No dia 29 de abril, a comunidade acadêmica da Ufam se manifestou contra essas ameaças do governo de cortes nas áreas de Filosofia e Sociologia, em ato no hall do Instituto de Filosofia, Ciências Humanas e Sociais (IFCHS). “Este é um projeto de desmonte da universidade pública, gratuita, de qualidade e socialmente referenciada, não por acaso as ações dos grandes grupos econômicos, que tratam a educação como mercadoria, dispararam no casino financeiro após os cortes”, comentou Vallina.

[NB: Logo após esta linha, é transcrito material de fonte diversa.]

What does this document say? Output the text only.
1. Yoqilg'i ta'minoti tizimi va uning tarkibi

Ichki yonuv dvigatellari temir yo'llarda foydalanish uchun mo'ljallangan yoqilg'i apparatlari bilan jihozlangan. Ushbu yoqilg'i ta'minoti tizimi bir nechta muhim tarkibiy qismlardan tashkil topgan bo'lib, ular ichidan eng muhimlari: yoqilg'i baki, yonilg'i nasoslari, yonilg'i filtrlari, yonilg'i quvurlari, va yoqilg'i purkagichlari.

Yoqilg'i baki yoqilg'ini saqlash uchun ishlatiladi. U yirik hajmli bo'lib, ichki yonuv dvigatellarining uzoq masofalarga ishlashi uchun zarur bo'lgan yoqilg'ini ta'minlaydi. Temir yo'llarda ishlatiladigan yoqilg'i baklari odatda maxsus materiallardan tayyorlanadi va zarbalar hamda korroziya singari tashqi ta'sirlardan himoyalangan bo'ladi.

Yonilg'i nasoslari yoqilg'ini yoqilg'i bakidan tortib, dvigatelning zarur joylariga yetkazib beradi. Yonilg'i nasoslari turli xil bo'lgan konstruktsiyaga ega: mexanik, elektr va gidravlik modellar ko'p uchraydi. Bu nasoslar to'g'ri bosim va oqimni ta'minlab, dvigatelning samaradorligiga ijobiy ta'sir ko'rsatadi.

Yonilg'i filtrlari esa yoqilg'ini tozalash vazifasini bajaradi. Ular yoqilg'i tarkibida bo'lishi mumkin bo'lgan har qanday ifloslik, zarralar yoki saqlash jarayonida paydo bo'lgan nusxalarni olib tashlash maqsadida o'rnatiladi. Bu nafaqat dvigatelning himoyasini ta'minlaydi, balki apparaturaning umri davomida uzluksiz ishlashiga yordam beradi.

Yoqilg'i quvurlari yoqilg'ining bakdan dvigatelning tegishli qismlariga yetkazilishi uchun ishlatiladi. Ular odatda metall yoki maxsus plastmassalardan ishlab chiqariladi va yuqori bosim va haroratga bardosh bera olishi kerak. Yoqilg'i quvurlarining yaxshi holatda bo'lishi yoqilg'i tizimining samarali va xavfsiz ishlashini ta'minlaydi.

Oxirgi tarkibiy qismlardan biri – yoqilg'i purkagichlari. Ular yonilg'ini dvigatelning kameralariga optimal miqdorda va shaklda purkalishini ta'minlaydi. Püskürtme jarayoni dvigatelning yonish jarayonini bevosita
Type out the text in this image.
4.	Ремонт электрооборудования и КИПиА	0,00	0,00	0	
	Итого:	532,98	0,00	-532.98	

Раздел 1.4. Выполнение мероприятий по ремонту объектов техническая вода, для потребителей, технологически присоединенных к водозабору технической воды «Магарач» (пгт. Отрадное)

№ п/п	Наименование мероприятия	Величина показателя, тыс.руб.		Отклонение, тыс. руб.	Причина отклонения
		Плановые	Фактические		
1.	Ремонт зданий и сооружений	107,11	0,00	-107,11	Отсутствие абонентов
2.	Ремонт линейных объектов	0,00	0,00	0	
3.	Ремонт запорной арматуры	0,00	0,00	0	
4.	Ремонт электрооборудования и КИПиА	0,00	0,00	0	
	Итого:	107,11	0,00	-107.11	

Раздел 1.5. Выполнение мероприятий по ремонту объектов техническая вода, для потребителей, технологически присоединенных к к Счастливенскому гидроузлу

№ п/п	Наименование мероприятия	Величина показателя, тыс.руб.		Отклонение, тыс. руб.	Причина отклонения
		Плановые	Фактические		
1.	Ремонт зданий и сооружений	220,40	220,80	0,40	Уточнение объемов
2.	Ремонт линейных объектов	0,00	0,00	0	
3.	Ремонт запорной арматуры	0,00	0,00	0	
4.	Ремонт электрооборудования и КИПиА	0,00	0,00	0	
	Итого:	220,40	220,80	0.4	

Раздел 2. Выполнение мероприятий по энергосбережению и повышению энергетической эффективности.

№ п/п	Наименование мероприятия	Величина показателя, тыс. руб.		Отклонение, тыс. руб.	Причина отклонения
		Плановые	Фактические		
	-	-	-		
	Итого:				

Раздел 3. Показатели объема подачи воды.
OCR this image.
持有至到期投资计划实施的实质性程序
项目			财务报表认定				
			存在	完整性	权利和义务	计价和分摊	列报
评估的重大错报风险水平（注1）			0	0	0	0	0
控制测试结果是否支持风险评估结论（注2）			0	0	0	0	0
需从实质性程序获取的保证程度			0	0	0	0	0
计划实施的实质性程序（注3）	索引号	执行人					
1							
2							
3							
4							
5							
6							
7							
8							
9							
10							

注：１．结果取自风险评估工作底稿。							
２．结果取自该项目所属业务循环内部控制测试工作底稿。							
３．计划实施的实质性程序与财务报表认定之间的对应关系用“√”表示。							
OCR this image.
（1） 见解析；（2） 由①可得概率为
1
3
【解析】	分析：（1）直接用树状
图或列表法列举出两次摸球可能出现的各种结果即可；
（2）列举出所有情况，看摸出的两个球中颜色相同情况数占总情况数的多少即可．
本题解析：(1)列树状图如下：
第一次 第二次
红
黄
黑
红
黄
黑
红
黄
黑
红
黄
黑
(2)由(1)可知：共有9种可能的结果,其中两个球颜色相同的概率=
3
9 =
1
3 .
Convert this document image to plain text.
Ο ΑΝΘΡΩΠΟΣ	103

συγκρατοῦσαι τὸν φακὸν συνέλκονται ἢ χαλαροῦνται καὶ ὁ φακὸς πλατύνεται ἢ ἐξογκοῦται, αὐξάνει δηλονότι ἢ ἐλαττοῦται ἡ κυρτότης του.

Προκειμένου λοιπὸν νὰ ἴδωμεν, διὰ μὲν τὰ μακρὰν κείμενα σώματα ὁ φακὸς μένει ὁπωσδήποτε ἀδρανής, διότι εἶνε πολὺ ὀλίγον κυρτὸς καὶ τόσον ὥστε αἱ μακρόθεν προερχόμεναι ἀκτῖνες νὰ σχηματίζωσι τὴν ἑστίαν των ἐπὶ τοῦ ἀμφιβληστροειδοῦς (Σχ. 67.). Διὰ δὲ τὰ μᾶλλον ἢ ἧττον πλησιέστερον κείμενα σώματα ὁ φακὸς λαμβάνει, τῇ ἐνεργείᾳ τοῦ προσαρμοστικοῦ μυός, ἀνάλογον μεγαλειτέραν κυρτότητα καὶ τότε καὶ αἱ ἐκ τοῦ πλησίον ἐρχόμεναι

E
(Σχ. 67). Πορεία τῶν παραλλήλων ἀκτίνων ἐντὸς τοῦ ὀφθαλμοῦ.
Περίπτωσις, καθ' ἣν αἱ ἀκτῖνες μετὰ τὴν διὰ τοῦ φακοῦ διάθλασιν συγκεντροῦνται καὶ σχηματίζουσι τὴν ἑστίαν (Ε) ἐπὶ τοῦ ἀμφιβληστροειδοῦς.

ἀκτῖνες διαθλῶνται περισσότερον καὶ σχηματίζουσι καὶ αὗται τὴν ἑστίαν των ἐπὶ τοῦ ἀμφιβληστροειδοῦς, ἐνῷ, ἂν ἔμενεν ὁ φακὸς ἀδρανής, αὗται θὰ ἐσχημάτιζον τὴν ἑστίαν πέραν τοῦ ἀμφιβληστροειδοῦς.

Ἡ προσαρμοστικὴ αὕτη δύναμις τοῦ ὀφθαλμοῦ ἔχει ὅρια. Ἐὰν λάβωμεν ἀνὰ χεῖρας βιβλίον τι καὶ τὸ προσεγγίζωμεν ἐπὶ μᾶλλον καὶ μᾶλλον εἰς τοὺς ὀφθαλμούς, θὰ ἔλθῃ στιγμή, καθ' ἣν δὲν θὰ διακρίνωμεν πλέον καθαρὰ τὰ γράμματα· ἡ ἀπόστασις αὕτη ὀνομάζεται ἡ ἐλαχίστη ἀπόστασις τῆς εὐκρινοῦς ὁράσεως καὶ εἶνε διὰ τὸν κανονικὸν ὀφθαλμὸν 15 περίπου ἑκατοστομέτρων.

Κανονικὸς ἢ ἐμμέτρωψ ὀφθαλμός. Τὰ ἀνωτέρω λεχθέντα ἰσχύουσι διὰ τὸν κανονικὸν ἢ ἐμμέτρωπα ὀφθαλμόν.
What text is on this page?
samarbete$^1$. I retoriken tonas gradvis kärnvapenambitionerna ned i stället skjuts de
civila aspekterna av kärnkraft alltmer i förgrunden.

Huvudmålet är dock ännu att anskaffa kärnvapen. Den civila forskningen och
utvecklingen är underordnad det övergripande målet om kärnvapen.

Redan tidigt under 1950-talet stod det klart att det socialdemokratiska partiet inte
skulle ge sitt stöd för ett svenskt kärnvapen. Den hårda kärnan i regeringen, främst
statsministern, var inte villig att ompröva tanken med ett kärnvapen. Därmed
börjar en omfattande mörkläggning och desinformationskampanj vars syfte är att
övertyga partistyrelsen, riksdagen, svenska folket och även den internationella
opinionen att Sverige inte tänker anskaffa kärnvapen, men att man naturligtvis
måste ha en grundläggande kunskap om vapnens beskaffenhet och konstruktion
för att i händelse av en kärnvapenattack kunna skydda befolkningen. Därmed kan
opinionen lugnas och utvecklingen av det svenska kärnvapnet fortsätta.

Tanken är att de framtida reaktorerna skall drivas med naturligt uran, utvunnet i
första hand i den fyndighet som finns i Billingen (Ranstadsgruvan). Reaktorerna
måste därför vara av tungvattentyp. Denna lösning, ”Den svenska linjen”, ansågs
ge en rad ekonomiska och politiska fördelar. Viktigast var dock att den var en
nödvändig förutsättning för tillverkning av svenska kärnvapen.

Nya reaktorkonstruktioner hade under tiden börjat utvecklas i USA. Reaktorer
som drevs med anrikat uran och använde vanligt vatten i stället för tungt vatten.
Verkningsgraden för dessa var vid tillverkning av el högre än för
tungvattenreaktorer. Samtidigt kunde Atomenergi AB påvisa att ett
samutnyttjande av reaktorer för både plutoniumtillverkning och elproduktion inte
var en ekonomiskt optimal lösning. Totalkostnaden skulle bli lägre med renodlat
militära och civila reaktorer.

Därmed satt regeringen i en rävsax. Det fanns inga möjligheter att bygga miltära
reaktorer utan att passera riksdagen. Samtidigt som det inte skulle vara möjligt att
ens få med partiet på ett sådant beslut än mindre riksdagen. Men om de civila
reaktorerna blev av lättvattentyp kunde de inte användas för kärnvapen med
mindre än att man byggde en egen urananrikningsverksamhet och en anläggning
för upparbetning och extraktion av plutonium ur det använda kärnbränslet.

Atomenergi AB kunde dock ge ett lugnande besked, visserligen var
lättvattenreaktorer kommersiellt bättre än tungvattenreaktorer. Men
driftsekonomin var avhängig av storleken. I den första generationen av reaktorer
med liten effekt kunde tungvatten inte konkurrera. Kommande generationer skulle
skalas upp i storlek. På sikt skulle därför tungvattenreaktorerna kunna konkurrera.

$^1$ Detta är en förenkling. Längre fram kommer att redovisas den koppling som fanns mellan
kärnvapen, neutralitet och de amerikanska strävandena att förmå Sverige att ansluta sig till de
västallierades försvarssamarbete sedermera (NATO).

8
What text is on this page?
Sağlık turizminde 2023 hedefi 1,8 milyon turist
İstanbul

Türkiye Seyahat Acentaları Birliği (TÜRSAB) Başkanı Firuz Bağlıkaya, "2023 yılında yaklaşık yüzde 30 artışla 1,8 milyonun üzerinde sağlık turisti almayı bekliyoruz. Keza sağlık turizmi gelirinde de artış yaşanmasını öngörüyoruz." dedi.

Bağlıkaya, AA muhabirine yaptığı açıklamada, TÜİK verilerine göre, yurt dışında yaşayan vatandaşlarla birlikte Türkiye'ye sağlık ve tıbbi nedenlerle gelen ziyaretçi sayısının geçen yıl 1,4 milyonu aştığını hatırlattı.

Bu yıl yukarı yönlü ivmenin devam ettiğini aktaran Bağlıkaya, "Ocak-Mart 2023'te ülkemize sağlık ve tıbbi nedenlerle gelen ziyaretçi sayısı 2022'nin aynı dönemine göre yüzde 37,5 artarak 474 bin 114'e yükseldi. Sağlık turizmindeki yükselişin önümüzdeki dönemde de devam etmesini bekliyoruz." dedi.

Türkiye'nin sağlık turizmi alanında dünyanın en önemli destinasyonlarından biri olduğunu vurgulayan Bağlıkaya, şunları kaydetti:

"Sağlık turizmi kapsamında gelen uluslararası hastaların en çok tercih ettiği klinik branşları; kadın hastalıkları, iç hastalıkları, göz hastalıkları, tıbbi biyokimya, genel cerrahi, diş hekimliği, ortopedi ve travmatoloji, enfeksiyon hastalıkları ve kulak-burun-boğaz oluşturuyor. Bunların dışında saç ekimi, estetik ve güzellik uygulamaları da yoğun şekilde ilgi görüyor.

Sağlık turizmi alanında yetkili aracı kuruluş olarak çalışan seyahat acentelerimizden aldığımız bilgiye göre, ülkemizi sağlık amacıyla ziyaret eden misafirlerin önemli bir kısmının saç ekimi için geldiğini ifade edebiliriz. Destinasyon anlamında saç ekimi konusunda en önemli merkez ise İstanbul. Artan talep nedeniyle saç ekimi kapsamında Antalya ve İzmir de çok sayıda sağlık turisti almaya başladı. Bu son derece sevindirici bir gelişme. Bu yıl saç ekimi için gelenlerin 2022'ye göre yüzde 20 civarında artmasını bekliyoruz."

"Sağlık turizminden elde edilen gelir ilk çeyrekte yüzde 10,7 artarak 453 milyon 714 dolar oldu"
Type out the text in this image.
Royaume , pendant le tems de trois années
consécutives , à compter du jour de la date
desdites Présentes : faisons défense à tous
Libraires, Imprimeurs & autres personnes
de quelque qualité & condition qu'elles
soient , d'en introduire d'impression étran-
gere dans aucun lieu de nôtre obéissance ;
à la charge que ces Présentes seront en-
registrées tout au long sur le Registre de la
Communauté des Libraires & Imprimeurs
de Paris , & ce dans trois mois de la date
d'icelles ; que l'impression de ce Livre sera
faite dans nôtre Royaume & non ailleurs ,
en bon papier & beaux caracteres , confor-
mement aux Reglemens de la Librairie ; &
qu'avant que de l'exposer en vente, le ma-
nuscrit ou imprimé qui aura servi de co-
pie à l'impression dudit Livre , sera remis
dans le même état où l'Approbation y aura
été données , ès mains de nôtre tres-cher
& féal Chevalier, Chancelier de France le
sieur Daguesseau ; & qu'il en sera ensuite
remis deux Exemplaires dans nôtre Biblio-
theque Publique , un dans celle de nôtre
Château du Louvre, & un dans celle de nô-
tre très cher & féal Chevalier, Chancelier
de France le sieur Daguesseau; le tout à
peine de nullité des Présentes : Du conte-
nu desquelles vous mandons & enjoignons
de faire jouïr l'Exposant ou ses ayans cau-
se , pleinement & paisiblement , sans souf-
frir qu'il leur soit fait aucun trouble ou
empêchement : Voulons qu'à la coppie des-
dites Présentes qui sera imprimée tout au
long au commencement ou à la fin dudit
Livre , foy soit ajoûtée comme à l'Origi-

Os ataques do governo à educação e, particularmente, às universidades públicas nesses primeiros meses de gestão eclodiram com a organização de duas grandes mobilizações: o Dia Nacional da Educação (15 de maio), e o 2º Dia Nacional de Lutas em Defesa da Educação Pública (30).
No Amazonas, milhares participaram das manifestações. Foram registrados atos na capital e em municípios do Estado onde há institutos da Ufam. Aulas públicas, manifestações artísticas e passeatas foram alguns dos atos organizados por estudantes, trabalhadores e trabalhadoras da Educação, e a sociedade em geral.
Em continuidade à agenda de lutas, o ANDES-SN, a ADUA, demais entidades dos trabalhadores e trabalhadoras, movimentos sociais e populares preparam a Greve Geral de 14 de junho. O objetivo é manter as mobilizações, principalmente, contra os golpes à educação e à previdência social.